In 1876 Mr. Andrews was one of the promoters and organizers of the Pittsburgh & Lake Erie Railroad. He always took an active interest in all the local enterprises of Youngstown and the Mahoning Valley, having a greater or less financial interest in them all. He was president of the Wm. Anson Wood Mower & Reaper Manufacturing Company, which he assisted to establish in 1880, at Youngstown. He was one of the principal stockholders in the Malleable Iron Works, established in Youngstown in 1881. He was chiefly instrumental in organizing the Commercial National bank of Youngstown, in 1880, of which he was president and stockholder. He was also vice-president of the Second National bank of Youngstown. The bank was one of the first established after the resumption act.
He was interested in the management of the Savings bank, which has since merged into the Mahoning National bank, he being one of the directors. Since the building of the Pittsburgh & Lake Erie Railroad, he, in connection with Wm. McCreery, W. C. Andrews and few others, built the Montour Railroad, connecting with the Pittsburgh & Lake Erie Railroad at Montour Junction. In 1879 he established the Imperial Coal Company, which owns 3,000 acres of coal land and mines from 1,000 to 1,500 tons of coal per day. This is one of the largest and finest coal fields in Western Pennsylvania, the company owning their own railroad and equipments.
He in connection with Andrews Brothers and Andrews & Hitchcock, opened in Mahoning County, Ohio, and in Lawrence County, Pennsylvania, three very extensive lime-stone quarries which furnish a large amount of freight to the Pittsburgh & Lake Erie and the Lawrence branch railroads.
In 1880 he associated himself with W.C. Andrews and Wm. McCreery and obtained the charter for the Pittsburgh, Youngstown & Chicago Railroad. They were afterward joined by W. J. Hitchcock, W. J. McKinnie and a few others. They formed a company of which C. H. Andrews was elected president. IN 1882 he obtained a charter for the Pittsburgh, Cleveland & Toledo Railway Company, of which he was also president, which road is now completed from New Castle Junction to Akron, Ohio.
He was one of the Hocking Valley syndicate, and a director and stockholder in the Hocking Valley Railroad. His busy life shows him to have been a man of remarkable industry and an indefatigable worker. He was largely instrumental in making Youngstown the county seat of Mahoning County. In politics he was a republican, though not an active politician.

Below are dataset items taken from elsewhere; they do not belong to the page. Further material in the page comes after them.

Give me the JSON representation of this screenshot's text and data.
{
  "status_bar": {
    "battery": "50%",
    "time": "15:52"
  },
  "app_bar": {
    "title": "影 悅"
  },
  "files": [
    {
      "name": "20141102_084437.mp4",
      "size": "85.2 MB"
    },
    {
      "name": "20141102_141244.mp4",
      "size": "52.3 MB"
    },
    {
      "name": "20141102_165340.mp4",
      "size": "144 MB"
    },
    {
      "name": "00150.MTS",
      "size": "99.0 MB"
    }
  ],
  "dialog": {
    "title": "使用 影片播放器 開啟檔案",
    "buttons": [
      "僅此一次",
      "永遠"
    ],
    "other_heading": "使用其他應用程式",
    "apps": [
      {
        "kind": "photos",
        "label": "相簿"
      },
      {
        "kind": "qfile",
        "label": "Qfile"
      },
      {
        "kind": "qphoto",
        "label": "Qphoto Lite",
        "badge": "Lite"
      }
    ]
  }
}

Brusque of manner, even repellant at times, to those who did not know him, under it all there beat a heart as tender as a child and overflowing with kindness for his fellow man, who had been beaten and buffeted by the waves of adversity and aided him in reaching the still waters and a haven of safety.
He disliked ostentation and while he took pleasure in aiding the destitute and unfortunate, furnishing employment to men who preferred work to accepting charity, he was very much averse to having his name paraded in public. He gave largely to charity and none deserving were ever turned away empty handed. At one time he said to an employe there are a number of poor families in this city who are poor and have not the means to buy coal. I want a list of them. In a few days the list was furnished. Looking them over he said: “Send a half car load of coal to each family, but if you let them know that I sent it or give any information where it came from, I’ll discharge you at once.”
The action was typical to the man willing to assist those in distress, he was averse to any publicity in the matter. He was a warm friend and an open enemy.
In the demise of Mr. Andrews, the poor realize that in his death a faithful friend has been called from this life to that of the life beyond.